Sie, das ist Khadija bint Khuwaylid. Von Mekka bis nach Damaskus war sie im siebten Jahrhundert als knallharte Geschäftsfrau bekannt, handelte mit Möbeln und Seide. Auf der von Männern dominierten arabischen Halbinsel fegte Khadija jede gläserne Decke beiseite. Er hat den klangvollen Namen Muhammad Abu al-Qasim Muhammad ibn ʿAbd Allah ibn ʿAbd al-Muttalib ibn Hashim. Khadija verliebte sich in ihn, lange bevor die ganze Welt ihn nur unter seinem Vornamen kennen sollte: Muhammad, der Prophet des Islam, Begründer der heute mit 1,6 Milliarden Anhängern zweitgrößten Religion der Welt. Einer Religion, der oft nachgesagt wird, Frauen zu unterdrücken. Von seiner Ehe mit Khadija, einer der emanzipiertesten Frauen seiner Zeit, ist nur selten die Rede.

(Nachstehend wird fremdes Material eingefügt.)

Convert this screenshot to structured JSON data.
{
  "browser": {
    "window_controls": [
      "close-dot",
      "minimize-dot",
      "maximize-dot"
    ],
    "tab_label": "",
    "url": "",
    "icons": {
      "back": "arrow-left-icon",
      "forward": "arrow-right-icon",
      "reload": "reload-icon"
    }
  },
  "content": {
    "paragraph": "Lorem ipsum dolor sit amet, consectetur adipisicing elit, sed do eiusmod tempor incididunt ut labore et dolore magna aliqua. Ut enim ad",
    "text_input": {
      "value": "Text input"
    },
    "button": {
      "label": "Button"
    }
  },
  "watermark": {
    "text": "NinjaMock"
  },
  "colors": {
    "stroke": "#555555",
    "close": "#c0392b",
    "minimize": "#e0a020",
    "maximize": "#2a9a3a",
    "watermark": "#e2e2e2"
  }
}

„Die Geschichte von Khadija stellt so ziemlich alle Klischees, die es über muslimische Gesellschaften und die Rolle der Frau im Islam gibt, auf den Kopf“, sagt Lisa Osmann begeistert. Für die 24-Jährige zeigt das Beispiel von Khadija, die als erste Muslima, aber auch als erste muslimische Feministin in die Geschichte einging, wie viel Halbwissen über den Islam herrscht – gerade, wenn es um Frauen geht: „Ich lese aus dem Koran heraus, dass Mann und Frau gleichwertig sind.“ Schon Muhammad habe gesagt, dass derjenige der beste Muslim sei, der seine Frau am besten behandle. Doch wie kommt der Islam dann zu seinem so schlechten Ruf in Sachen Frauenrechte und Gleichberechtigung?